Imagine your loved ones face when you hand over a pork pie today! But love isn’t for a day it is for eternity. In the gospel reading for this Sunday, the Sunday before Lent. Jesus takes his closest friends up the mountain of transfiguration. They see the glory of God as Jesus dazzles in white before them. A voice describes him as Gods beloved. They are changed because they have encountered divine indescribable love that cannot ever be defeated right in front of them. So the bible teaches us that many waters cannot quench love, the bible teaches us that love never fails, the bible teaches us that perfect love casts out all fear, the bible teaches us that God is love. That’s how it is. We need no matter what life is bringing us at the moment to rest in that assurance. God doesn’t give us chocolates or roses to convince us, he gives of himself. We will discover as we journey through Lent what love is prepared to do. 
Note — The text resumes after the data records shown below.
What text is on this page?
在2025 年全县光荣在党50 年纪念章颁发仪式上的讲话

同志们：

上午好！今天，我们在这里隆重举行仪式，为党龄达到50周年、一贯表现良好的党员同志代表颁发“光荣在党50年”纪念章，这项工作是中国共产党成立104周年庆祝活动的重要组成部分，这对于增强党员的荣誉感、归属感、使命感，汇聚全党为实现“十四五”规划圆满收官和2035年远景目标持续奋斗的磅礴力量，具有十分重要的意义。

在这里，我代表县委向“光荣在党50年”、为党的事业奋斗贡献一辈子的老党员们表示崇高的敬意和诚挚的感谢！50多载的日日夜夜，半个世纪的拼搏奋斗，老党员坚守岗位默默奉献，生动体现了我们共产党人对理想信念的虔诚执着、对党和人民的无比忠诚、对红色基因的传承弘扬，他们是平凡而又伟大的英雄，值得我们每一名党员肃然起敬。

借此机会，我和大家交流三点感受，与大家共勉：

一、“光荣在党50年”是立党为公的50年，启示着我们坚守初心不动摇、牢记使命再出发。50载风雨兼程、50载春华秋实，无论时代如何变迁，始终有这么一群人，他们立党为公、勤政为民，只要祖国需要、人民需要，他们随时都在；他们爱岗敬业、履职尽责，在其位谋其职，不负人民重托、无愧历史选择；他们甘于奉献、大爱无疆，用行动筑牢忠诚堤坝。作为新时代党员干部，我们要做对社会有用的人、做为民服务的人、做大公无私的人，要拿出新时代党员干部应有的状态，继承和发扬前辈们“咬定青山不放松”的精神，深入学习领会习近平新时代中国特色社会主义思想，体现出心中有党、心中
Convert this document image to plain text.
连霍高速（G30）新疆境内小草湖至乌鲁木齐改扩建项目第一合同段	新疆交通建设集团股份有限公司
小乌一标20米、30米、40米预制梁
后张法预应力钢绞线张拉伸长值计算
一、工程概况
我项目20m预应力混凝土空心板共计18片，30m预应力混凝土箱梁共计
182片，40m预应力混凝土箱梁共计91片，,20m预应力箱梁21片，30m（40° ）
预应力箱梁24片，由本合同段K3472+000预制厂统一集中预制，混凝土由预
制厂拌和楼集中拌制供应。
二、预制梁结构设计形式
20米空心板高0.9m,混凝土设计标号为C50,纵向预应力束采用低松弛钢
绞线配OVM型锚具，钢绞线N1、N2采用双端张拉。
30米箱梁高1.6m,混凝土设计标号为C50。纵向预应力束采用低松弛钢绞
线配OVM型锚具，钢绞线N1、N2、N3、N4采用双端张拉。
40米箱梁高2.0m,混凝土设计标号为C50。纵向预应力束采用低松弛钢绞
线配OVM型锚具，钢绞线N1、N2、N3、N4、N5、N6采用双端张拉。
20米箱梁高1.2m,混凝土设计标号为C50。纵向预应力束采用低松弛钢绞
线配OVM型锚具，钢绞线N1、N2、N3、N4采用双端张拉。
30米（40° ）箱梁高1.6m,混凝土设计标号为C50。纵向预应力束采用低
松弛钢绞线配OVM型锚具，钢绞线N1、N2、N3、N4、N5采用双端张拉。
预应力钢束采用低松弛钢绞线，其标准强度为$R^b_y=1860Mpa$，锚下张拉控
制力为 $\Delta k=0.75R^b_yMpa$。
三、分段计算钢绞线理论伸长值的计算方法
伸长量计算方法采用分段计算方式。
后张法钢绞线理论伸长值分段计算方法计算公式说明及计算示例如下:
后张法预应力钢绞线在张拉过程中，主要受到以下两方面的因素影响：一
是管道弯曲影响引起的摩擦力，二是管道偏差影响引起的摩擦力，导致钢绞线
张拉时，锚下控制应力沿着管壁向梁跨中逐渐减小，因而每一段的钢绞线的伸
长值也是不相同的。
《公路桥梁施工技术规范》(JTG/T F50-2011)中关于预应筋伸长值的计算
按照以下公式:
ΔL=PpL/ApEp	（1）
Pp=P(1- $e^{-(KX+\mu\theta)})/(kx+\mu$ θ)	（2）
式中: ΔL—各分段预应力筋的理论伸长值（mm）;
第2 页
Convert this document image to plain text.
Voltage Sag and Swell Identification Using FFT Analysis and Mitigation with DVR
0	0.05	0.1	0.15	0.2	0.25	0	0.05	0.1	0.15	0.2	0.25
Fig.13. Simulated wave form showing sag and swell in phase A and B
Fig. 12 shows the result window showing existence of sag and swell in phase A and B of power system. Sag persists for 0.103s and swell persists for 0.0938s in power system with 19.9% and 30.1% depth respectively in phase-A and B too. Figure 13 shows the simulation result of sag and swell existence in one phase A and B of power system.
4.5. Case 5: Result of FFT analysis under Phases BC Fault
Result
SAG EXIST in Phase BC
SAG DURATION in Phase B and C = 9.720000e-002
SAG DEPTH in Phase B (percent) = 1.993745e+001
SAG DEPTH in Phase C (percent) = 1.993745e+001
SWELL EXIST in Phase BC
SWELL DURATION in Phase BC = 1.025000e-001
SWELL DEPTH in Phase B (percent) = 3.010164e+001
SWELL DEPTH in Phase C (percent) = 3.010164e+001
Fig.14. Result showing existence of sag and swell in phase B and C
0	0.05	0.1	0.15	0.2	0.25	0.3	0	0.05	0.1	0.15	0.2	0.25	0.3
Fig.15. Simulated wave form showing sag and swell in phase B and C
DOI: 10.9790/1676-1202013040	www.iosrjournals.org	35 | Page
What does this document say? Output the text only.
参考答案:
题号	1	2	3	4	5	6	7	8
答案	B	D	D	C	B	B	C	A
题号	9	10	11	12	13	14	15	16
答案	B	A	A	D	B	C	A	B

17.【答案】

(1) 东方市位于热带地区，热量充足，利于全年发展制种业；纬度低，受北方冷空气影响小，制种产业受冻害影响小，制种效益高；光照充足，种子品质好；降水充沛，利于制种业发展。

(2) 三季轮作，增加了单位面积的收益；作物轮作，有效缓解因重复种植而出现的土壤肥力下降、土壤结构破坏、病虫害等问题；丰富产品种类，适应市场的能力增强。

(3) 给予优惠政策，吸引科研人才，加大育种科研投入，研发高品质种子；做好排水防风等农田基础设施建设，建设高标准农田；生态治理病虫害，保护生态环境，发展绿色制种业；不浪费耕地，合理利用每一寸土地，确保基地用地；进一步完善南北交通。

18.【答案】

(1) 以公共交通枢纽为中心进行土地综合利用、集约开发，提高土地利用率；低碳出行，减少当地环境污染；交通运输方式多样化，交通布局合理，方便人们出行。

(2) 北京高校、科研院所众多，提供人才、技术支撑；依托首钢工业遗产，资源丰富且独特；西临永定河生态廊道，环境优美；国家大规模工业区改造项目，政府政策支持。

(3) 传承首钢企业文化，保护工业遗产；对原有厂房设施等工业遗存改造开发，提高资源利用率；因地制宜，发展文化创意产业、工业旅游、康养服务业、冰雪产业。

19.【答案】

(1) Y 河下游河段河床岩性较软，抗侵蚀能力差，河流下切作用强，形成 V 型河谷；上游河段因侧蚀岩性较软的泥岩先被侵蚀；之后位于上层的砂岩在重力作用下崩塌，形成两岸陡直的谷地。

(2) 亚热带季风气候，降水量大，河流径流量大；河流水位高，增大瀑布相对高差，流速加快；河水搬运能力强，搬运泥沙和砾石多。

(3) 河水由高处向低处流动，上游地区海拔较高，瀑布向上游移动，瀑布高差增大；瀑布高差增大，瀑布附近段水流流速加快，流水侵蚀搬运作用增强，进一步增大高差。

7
2. Love is something to do. The first epistle of John makes that clear. If we say we love God but hate our brother and sister we are lying about what we profess. People need to know that they are loved just as they are, and that we mean it. 

What is Christian love? It is genuine and it reaches out - it doesn’t wait for us to ask for it, it embraces us where we are. It is large enough to encompass all the worlds hurts and small enough to meet our every need. It is beyond price, it isn’t bought at a garage as an oh no I forgot. John says God’s love is perfected in us. If we are a community of love, whatever community we belong to this morning, that love brings responsibilities. 

3. Then finally, love is transformative. I was reading a quote found last year in a handwritten note written by Dr Martin Luther King, it went up for auction at a price of 42,000 dollars. 





His words reminded me that Christ like love is radical. King wrote the note after someone asked him what he believed was the meaning of love.  The note reads, "Love is the greatest force in the universe. It is the heartbeat of the moral cosmos. He who loves is a participant in the being of God." There’s an old hymn which talks about losing the love of self and finding the love of God. Love changes everything - how many words of pop songs are hidden in this blog post? Jesus we will discover at the end of our Lenten journey will show us what love is: love gives of itself, it is sacrificial, forgiving, costly, it always has the last word. To be dazzled by its greatness and to be in its presence changes us and the world. 

Today we celebrate love, real love, the love of those around us, the love that puts itself out for us, the love of God in Jesus. We remember that God so loved that he gave, and that generosity is ours to have and share and our being the people of faith in this time is to worship him and to share him whose nature and whose name is love.